On a reported basis, Canal+ Group revenue rose 41 per cent to €2.17 billion in the first quarter of 2026, driven entirely by the inclusion of MultiChoice. On a comparable basis that includes MultiChoice for the prior year, revenue was broadly flat at minus 0.4 per cent, while the core Canal+ business excluding MultiChoice grew 1.8 per cent. Revenue from Africa and Asia reached €889 million, underscoring the region’s growing importance.

MultiChoice itself has continued to face subscriber pressure and currency volatility in key markets such as Nigeria, with full-year 2025 revenues declining 6 per cent. However, Canal+ has moved quickly to implement a turnaround plan. The group has injected €100 million in 2026 to restart subscriber growth and has raised its expected cost synergies from the acquisition to €250 million this year, up from an initial target of €150 million.

Full-year 2026 guidance remains unchanged, with flat revenue and adjusted EBIT of €735 million. For South African and pan-African investors, the listing creates a new avenue to gain exposure to a diversified global media portfolio that includes premium content, sports broadcasting rights and streaming services. It also ties returns directly to the performance of Africa’s largest pay-television network.

Enhanced liquidity and tradability are expected to benefit both existing and new shareholders. The JSE itself stands to gain prestige and diversity from hosting a major international name with deep African roots. The listing is viewed as a vote of confidence in South Africa’s capital markets at a time when many global firms have approached the region with caution. Industry observers see the move as emblematic of a broader evolution in how European media companies regard Africa.

As trading begins on 3 June, the listing will be monitored not only for its technical execution but also for what it signals about the maturing relationship between global media capital and African financial markets. The company’s leadership has made clear that the decision reflects a long-term commitment to the continent rather than a short-term tactical step.

The listing also comes against the backdrop of ongoing integration efforts following the MultiChoice takeover. Canal+ has accelerated initiatives to harmonise operations, expand content offerings and strengthen its position in both traditional pay-TV and digital streaming. The injection of fresh capital and the upward revision of synergy targets suggest management is optimistic about realising value from the combined entity despite near-term headwinds such as currency fluctuations and subscriber churn in certain markets.
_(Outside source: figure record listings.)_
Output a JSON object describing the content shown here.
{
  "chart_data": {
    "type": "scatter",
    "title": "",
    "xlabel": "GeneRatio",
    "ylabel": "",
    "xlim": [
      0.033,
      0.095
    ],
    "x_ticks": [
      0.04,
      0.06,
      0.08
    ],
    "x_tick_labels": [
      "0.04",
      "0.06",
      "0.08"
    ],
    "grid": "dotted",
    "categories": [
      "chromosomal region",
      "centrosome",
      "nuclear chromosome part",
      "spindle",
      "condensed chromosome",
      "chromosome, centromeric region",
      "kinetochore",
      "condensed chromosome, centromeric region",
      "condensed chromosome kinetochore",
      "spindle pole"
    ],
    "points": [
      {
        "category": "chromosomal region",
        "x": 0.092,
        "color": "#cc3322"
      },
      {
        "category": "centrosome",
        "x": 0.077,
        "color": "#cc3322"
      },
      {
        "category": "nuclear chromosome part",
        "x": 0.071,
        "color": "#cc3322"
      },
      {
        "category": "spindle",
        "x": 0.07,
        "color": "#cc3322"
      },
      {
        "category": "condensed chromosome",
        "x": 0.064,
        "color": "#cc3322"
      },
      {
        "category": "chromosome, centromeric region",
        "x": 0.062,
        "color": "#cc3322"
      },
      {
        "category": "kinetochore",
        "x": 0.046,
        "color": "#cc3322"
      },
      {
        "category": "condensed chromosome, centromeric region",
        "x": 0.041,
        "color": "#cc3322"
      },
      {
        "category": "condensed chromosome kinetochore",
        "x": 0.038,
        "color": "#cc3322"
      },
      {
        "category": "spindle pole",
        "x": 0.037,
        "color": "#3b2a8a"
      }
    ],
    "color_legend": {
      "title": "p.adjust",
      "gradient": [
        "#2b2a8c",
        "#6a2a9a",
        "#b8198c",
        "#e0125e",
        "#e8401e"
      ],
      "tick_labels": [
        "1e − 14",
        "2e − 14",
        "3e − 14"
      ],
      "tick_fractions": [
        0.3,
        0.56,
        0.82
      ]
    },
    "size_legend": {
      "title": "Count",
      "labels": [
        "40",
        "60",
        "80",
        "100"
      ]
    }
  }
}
Canal+ now controls one of the continent’s most extensive broadcasting networks, giving it considerable influence over how entertainment and sports are consumed from Cape Town to Kigali. The JSE debut provides a transparent mechanism for African investors to participate in that future.

As the 3 June trading date approaches, attention will focus on how the market receives the new listing and whether it encourages similar moves by other multinationals. For Canal+ itself, the secondary listing represents both a symbolic and practical step in its evolution into a truly pan-African media powerhouse.

The group’s leadership has signalled that this is only the beginning of deeper integration between its global operations and African capital markets. The development arrives at a time when African exchanges are actively seeking to attract high-quality international listings to boost liquidity and investor confidence.